NB: la banda utilizzata dall’EIGRP nell’ambito delle due formule sopra riportate è differente da quella dichiarata mediante il comando bandwidth. Infatti, il suo valore può essere calcolato nel modo seguente:

banda EIGRP = (10^7 / banda settata mediante il comando bandwidth) * 256

Discorso simile vale per il ritardo (delay):

ritardo EIGRP = (somma dei ritardi di ciascun collegamento) * 256

NB: la metrica EIGRP non è altro che la Feasible Distance (FD).

Attenzione: i valori associati a K sono contenuti all’interno dei pacchetti hello ed una loro errata configurazione potrebbe causare la rimozione dell’adiacenza.

Ultima nota: la metrica EIGRP viene rappresentata attraverso 32 bit, contro i 24 dell’IGRP. Quindi per passare dalla metrica EIGRP a quella IGRP devo moltiplicare per 256 (viceversa devo dividere per 256). Naturale conseguenza è che la prima parte di ciascuna formula è ereditata dall’IGRP ed il prodotto per 256 fà in modo che il valore risultante non sia più espresso mediante 24 bit bensì attraverso 32 bit.

Il post termina qui. Prossimamente vedremo in dettaglio come funziona l’algoritmo DUAL. A presto.

EIGRP – Parte Seconda

In questo post mi soffermerò sull’algoritmo DUAL, il quale sta alla base del funzionamento dell’EIGRP. In particolare, tale algoritmo entra in funzione se si verificano le seguenti situazioni:

– Viene creata una rete ex novo su cui è attivo l’EIGRP. In questo caso DUAL si occupa di far convergere il network, altrimenti i vari router non potrebbero comunicare tra loro.

– Viene aggiunto un nuovo router alla rete, anch’esso con EIGRP in esecuzione.

– Successor route e feasible successor route di uno o più router non sono più praticabili. In tal caso DUAL si occuperà di identificare le nuove SR e le nuove FSR.
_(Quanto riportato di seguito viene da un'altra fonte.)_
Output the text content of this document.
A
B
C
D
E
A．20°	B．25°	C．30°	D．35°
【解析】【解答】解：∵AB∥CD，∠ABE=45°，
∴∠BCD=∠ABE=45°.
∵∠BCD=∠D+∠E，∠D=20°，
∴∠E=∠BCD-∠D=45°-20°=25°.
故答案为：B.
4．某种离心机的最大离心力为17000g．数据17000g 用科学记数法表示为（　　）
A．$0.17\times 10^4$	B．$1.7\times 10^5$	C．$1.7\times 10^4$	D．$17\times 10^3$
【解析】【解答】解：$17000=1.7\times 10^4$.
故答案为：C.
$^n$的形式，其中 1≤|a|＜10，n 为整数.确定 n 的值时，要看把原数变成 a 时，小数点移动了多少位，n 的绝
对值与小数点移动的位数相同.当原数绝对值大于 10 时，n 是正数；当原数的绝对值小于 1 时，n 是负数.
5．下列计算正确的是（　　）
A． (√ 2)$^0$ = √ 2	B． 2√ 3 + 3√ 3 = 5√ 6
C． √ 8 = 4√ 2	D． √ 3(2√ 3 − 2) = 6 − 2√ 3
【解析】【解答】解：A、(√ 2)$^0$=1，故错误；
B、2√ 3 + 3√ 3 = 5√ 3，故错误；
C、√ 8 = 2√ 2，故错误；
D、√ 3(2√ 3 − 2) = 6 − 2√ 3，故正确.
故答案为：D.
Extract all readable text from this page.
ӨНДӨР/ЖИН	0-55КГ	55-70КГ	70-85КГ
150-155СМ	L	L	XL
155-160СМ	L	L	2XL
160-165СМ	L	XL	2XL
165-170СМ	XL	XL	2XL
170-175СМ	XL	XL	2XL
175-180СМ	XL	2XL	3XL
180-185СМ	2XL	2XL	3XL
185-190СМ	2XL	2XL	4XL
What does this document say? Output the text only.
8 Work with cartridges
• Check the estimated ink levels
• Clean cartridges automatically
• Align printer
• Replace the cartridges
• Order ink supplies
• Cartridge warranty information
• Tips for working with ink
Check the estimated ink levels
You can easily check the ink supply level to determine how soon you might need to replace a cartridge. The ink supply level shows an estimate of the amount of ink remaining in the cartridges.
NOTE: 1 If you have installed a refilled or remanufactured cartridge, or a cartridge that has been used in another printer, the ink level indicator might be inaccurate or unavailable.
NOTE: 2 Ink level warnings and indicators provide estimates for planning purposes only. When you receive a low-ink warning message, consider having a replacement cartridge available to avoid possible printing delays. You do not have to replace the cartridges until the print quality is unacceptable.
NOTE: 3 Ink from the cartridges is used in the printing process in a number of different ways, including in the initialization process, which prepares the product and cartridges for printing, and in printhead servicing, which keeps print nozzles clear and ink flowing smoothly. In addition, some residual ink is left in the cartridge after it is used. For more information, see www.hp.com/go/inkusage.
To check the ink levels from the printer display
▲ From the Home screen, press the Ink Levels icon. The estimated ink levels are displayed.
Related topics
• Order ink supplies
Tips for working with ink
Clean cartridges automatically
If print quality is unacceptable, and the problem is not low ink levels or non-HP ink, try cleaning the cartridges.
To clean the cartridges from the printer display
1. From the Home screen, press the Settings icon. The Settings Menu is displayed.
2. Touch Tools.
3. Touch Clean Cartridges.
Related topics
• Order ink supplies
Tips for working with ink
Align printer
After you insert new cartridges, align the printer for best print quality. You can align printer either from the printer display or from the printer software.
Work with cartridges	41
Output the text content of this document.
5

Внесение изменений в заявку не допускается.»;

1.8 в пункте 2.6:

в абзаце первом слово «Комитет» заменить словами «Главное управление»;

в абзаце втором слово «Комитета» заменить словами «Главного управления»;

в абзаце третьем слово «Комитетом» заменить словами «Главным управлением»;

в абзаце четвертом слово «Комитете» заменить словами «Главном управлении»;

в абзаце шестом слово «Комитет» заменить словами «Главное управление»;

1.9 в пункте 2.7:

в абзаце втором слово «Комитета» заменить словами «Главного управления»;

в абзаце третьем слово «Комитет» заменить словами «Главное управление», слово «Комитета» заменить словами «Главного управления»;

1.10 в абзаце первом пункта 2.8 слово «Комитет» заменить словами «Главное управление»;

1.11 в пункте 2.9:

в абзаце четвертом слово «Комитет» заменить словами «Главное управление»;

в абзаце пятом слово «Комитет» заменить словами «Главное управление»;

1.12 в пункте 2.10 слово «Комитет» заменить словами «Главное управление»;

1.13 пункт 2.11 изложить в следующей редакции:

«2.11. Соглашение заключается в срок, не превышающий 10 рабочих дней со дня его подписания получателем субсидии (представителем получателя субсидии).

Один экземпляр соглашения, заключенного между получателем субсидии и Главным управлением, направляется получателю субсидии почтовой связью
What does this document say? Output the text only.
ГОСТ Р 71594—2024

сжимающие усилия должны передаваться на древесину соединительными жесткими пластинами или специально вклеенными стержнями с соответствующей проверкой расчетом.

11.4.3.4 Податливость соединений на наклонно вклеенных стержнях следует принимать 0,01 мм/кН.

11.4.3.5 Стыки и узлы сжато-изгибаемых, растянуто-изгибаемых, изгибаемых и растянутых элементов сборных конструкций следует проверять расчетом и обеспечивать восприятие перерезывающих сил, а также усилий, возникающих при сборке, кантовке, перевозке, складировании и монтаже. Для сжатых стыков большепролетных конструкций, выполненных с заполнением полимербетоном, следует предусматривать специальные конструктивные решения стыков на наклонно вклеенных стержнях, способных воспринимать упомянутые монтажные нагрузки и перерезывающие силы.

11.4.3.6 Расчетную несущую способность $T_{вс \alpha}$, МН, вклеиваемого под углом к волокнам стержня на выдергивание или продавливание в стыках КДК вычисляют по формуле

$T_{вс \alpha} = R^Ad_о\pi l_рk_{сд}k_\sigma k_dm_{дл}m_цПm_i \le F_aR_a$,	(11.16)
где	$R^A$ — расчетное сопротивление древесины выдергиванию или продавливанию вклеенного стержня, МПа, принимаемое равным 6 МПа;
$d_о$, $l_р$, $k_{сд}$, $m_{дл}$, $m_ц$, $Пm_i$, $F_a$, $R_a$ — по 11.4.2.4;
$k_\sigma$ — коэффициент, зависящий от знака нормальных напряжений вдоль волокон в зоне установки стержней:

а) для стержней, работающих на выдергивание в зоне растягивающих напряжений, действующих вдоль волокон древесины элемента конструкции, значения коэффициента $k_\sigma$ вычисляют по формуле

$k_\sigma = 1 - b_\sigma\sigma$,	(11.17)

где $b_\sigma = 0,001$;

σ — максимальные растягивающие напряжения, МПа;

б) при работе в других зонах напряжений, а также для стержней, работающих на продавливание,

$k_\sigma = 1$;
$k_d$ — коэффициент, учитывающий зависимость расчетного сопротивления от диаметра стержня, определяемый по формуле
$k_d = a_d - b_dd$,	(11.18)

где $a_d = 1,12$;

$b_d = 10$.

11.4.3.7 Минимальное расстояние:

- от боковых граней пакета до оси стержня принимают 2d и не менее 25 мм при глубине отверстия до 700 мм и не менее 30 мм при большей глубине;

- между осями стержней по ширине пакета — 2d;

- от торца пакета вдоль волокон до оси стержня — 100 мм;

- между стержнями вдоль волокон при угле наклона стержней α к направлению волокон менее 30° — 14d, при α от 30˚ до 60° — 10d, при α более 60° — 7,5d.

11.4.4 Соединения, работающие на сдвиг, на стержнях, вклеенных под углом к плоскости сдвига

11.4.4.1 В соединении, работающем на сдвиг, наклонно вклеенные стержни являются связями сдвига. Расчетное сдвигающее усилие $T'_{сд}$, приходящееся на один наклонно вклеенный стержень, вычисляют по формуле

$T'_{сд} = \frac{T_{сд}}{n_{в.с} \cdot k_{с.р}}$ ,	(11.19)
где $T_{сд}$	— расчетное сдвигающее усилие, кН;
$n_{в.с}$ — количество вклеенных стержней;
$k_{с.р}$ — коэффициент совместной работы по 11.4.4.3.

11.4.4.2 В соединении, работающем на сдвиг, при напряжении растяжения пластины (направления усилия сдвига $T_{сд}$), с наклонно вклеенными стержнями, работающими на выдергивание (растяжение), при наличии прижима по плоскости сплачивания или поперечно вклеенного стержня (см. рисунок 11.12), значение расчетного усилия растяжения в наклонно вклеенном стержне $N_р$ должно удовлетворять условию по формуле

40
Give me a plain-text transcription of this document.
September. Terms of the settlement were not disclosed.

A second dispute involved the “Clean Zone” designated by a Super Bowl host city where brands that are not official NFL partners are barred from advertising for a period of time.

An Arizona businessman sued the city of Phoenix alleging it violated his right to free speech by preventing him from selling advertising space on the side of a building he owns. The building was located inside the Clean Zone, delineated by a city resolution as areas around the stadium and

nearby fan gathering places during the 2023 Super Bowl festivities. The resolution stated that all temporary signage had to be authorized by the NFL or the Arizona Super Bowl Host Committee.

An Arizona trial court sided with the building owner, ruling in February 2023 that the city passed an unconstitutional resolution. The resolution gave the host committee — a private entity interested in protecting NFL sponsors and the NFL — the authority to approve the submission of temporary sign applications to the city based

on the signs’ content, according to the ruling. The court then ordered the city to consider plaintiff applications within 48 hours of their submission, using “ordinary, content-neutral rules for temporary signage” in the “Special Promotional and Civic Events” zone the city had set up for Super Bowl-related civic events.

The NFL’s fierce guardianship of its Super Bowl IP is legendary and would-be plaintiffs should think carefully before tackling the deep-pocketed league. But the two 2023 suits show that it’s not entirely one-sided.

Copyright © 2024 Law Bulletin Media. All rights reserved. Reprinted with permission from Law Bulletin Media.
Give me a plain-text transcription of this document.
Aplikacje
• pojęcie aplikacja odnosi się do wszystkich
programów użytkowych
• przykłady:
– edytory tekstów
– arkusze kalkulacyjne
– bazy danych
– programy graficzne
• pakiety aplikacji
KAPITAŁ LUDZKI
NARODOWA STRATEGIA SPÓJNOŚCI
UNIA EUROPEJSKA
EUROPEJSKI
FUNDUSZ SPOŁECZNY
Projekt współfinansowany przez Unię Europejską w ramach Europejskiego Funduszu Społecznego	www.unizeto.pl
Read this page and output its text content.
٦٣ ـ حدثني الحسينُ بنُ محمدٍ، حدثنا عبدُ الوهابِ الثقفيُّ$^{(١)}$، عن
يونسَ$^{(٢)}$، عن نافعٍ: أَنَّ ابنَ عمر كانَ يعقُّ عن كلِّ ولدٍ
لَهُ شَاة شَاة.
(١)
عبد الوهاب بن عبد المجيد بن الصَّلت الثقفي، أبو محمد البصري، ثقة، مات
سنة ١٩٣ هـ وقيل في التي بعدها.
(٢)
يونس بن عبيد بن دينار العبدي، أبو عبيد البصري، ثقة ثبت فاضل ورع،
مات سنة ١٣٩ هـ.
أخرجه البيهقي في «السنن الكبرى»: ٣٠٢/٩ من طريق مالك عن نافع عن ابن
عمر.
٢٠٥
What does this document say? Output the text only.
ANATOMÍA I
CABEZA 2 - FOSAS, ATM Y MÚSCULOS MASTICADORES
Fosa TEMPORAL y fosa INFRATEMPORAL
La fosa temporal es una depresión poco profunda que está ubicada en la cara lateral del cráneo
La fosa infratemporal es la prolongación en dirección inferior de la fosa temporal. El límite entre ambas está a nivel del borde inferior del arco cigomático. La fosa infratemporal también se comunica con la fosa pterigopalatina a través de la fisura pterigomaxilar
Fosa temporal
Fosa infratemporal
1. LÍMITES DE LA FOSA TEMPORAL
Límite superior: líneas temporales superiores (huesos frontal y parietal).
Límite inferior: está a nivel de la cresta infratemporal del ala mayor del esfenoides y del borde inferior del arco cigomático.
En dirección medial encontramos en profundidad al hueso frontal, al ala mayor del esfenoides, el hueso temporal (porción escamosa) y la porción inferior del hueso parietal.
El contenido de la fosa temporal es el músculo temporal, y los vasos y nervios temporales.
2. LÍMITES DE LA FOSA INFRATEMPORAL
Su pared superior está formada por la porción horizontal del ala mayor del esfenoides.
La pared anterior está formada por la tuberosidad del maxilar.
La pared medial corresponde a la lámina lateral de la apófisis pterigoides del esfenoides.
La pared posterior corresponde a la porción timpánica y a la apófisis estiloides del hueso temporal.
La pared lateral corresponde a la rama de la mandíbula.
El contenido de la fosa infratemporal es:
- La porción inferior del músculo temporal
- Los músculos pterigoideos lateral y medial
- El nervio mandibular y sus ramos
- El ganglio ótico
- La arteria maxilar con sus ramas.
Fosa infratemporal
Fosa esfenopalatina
Per capire bene come si articola il funzionamento dell’algoritmo in questione possiamo fare un esempio. Supponiamo che vi siano 4 router con EIGRP attivo e che tutti i collegamenti siano funzionanti. In tal caso DUAL non è in esecuzione e tutte le successor route (ma anche le feasible successor route) sono marcate con la lettera P (passive).

 

DUAL.JPG

 

Ipotizziamo ora che il link tra il router D ed il router B subisca un guasto. D si accorge di quanto avvenuto e marca la rotta verso il network 10.1.1.0/24 mediante il router B come irraggiungibile (proprio grazie a DUAL). Successivamente, DUAL invierà ai router adiacenti a D, ovvero C ed E, un aggiornamento in cui si dichiara l’impossibilità di raggiungere la rete 10.1.1.0/24 attraverso il router D. Inoltre, poichè L’EIGRP usa lo split-horizon, C ed E non inviaranno a D le loro rotte verso la rete 10.1.1.0/24 che coinvolgono quest’ultimo.

 

DUAL2.JPG

 

A questo punto DUAL si accorge che il cammino tra B e D rappresentava proprio la successor route per D e che tale router non possiede alcuna feasible successor route. Occorre dunque calcolare per il router D una nuova SR ed una nuova FSR. Quindi, DUAL invia una query ai router C ed E chiedendogli una nuova rotta verso la rete 10.1.1.0/24 e marca entrambi con una query flag (q).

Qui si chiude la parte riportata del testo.